Here is my solution:

array = [
  {ID: "aaa", step2: 80},
  {ID: "aaa", step1: 160},
  {ID: "aaa", step3: 70},
  {ID: "bbb", step1: 80}
]

def group_by_id(hashes)
  # gather all IDs
  ids = hashes.map { |h| h[:ID] }.uniq
  keys = hashes.reduce([]) { |keys, hash| keys |= hash.keys }

  default_hash = {}
  keys.each do |key|
    default_hash[key] = 0
  end

  ids.map do |id|
    hashes.select { |hash| hash[:ID] == id }
          .reduce(default_hash) { |reduced, hash| reduced.merge(hash) }
  end
end

desired_array = [
  {ID: "aaa", step1: 160, step2: 80, step3: 70},
  {ID: "bbb", step1: 80, step2: 0, step3: 0}
]

output = group_by_id(array)
puts output
puts desired_array == output

Answer 2

The #each_with_object method may be useful here.
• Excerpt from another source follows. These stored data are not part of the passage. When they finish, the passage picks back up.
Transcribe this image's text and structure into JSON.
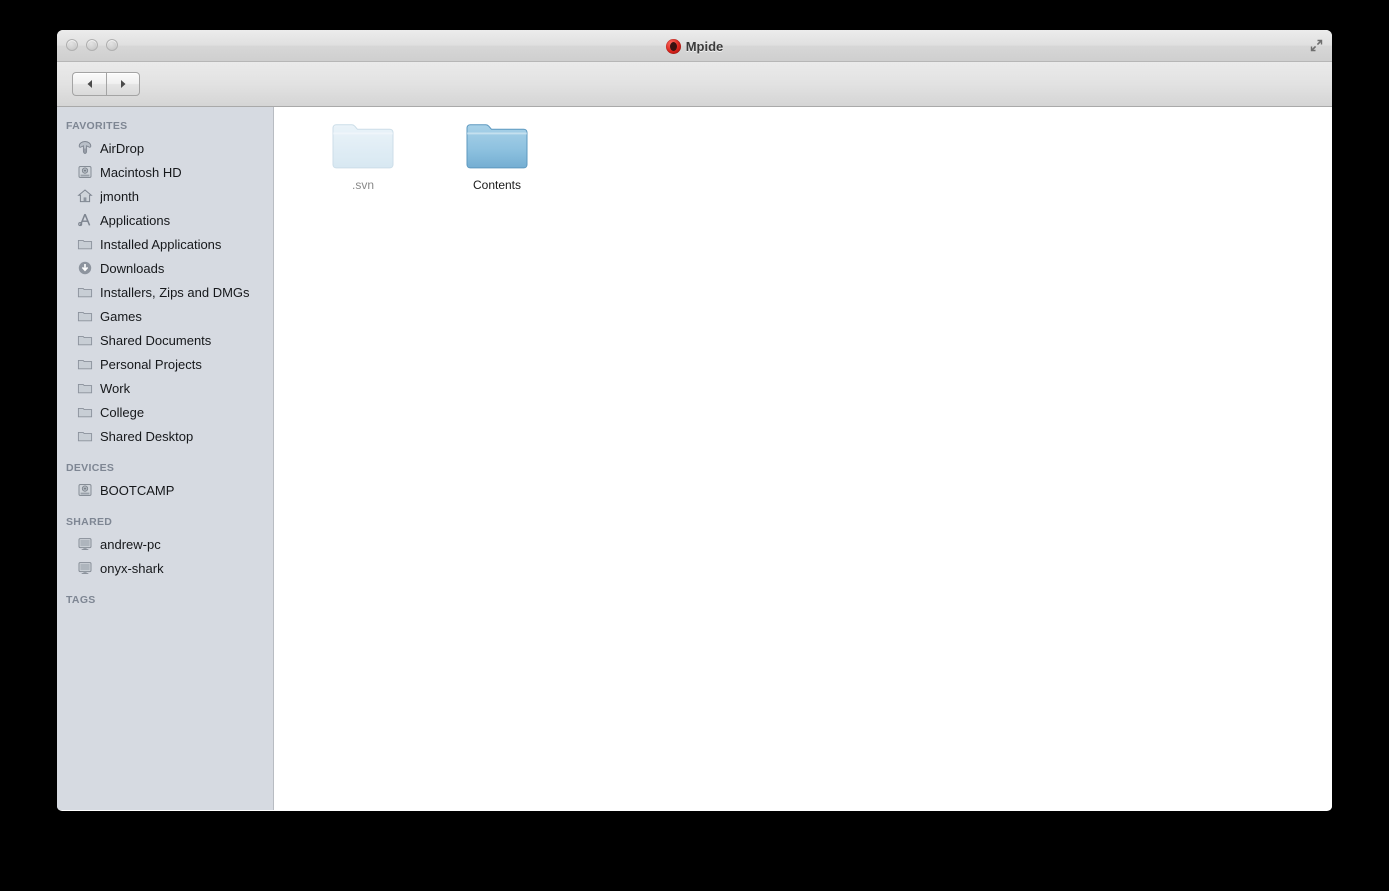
{
  "window": {
    "title": "Mpide",
    "title_icon": "mpide-app-icon",
    "traffic_lights": [
      "close",
      "minimize",
      "zoom"
    ],
    "fullscreen_icon": "fullscreen-expand-icon"
  },
  "toolbar": {
    "back_icon": "back-arrow-icon",
    "forward_icon": "forward-arrow-icon",
    "view_modes": [
      {
        "name": "icon-view",
        "icon": "grid-icon",
        "active": true
      },
      {
        "name": "list-view",
        "icon": "list-icon",
        "active": false
      },
      {
        "name": "column-view",
        "icon": "columns-icon",
        "active": false
      },
      {
        "name": "coverflow-view",
        "icon": "coverflow-icon",
        "active": false
      }
    ],
    "arrange_icon": "arrange-grid-icon",
    "share_icon": "share-icon",
    "tag_icon": "tag-pill-icon",
    "quicklook_icon": "eye-icon",
    "action_icon": "gear-icon"
  },
  "search": {
    "icon": "search-icon",
    "value": "",
    "placeholder": ""
  },
  "sidebar": {
    "sections": [
      {
        "label": "Favorites",
        "items": [
          {
            "label": "AirDrop",
            "icon": "airdrop-icon"
          },
          {
            "label": "Macintosh HD",
            "icon": "harddrive-icon"
          },
          {
            "label": "jmonth",
            "icon": "home-icon"
          },
          {
            "label": "Applications",
            "icon": "applications-icon"
          },
          {
            "label": "Installed Applications",
            "icon": "folder-icon"
          },
          {
            "label": "Downloads",
            "icon": "downloads-icon"
          },
          {
            "label": "Installers, Zips and DMGs",
            "icon": "folder-icon"
          },
          {
            "label": "Games",
            "icon": "folder-icon"
          },
          {
            "label": "Shared Documents",
            "icon": "folder-icon"
          },
          {
            "label": "Personal Projects",
            "icon": "folder-icon"
          },
          {
            "label": "Work",
            "icon": "folder-icon"
          },
          {
            "label": "College",
            "icon": "folder-icon"
          },
          {
            "label": "Shared Desktop",
            "icon": "folder-icon"
          }
        ]
      },
      {
        "label": "Devices",
        "items": [
          {
            "label": "BOOTCAMP",
            "icon": "harddrive-icon"
          }
        ]
      },
      {
        "label": "Shared",
        "items": [
          {
            "label": "andrew-pc",
            "icon": "display-icon"
          },
          {
            "label": "onyx-shark",
            "icon": "display-icon"
          }
        ]
      },
      {
        "label": "Tags",
        "items": []
      }
    ]
  },
  "content": {
    "files": [
      {
        "label": ".svn",
        "icon": "folder-icon",
        "hidden": true
      },
      {
        "label": "Contents",
        "icon": "folder-icon",
        "hidden": false
      }
    ]
  },
  "colors": {
    "sidebar_bg": "#d6dae1",
    "section_label": "#7e8693",
    "folder_blue": "#8fc2e0",
    "content_bg": "#ffffff",
    "desktop_bg": "#000000"
  }
}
In this case we'll pass along a hash h that gets updated for each element in array . That hash is then returned by the #each_with_object method.

Note: ||= assigns the right hand side to the left hand side if the left hand side is nil or false .

array.each_with_object({}) { |x, h| (h[x[:ID]] ||= {}).update(x) }

Yields:

{"aaa"=>{"ID"=>"aaa", "step3"=>70, "step1"=>160, "step2"=>80}, 
 "bbb"=>{"ID"=>"bbb", "step1"=>80}}

Then we need only use #values to get the data we want.

array
  .each_with_object({}) { |x, h| (h[x[:ID]] ||= {}).update(x) }
  .values

Yields:

[{"ID"=>"aaa", "step3"=>70, "step1"=>160, "step2"=>80}, 
 {"ID"=>"bbb", "step1"=>80}]

But you want missing keys filled in with 0 . For this we have to know what all of the keys are, and then we can use #each_with_object again.

grouped = array
           .each_with_object({}) { |x, h| (h[x[:ID]] ||= {}).update(x) }
           .values

all_keys = grouped.map(&:keys).flatten.uniq

grouped.map! { |h| all_keys.each_with_object(h) { |k, _h| _h[k] ||= 0 } }

Now grouped is:

[{"ID"=>"aaa", "step2"=>80, "step1"=>160, "step3"=>70}, 
 {"ID"=>"bbb", "step1"=>80, "step2"=>0, "step3"=>0}]

Answer 3

This can be done in four steps.

array = [{:ID=>"aaa", :step2=>80}, {:ID=>"aaa", :step1=>160},
         {:ID=>"aaa", :step3=>70}, {:ID=>"bbb", :step1=>80}]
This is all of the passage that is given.